BEMENT, Ill. (WCIA) — More schools are using remote learning when weather stops students from coming in, like it did on Wednesday. Some parents don’t like it, but officials said the benefits to e-learning aren’t just academics.
Kids are given laptops, logins and assignments to cover from home, but it isn’t always simple.
Lindsey White’s son, a student in Charleston, had technical issues all morning.
“His [laptop] was not programmed at all to log into his classroom today,” White said. “We weren’t able to do any of his work online. We had to do it on paper.”
Other districts like Bement also went remote on Wednesday. Superintendent Mary Vogt said they try to accommodate for technical issues and added that the day is shortened because they account for breaks students have in a normal school day.
“Are the students getting the same level of instruction on a remote day as if they were in the classroom? No. No they’re not,” Vogt said. “But they aren’t losing there’s still forward progress being made.”
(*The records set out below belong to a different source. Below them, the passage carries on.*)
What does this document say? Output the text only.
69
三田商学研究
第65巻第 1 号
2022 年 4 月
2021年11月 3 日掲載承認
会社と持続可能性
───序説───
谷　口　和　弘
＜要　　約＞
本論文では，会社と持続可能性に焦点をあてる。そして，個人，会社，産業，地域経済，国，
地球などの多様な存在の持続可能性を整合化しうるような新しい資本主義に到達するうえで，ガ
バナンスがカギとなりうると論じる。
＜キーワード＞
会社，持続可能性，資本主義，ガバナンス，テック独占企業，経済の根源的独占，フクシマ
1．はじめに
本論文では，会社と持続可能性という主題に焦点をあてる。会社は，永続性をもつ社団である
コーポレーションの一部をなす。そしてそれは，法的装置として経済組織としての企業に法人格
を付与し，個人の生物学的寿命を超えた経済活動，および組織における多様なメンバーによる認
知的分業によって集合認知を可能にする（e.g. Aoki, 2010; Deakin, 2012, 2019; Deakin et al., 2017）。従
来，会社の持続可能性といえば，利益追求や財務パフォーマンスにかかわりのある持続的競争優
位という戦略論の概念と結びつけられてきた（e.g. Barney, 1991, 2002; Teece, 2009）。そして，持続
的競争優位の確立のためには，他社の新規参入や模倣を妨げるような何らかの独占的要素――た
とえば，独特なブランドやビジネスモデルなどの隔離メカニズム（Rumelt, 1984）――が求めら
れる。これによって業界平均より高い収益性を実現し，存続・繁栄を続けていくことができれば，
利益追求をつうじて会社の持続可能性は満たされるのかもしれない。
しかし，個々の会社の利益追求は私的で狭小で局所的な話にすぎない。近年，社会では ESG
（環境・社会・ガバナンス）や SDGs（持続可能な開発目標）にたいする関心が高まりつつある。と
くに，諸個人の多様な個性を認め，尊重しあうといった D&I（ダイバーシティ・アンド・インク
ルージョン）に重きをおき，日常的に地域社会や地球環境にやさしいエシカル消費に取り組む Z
Kids are given a couple of hours of work and then optional one-on-one time, time that some students choose to spend in the virtual classroom.
“The work was already done,” Vogt added. “But it was wanting to see the other kids in the class. Wanting to hear about what everyone else was doing.”
She said remote learning isn’t all work and no play. Teachers give assignments that will encourage students to enjoy the weather.
“They’re talking about the precipitation and the water cycle,” Vogt said. “So one of the assignments you end the day was to go out and build a snowman.”
Vogt said there isn’t a one size fits all solution to this issue, but remote learning gives teachers the flexibility to teach students in a way they never could before.
For families who may have concerns about how or why decisions like these are made, Vogt encouraged families to talk with their districts directly.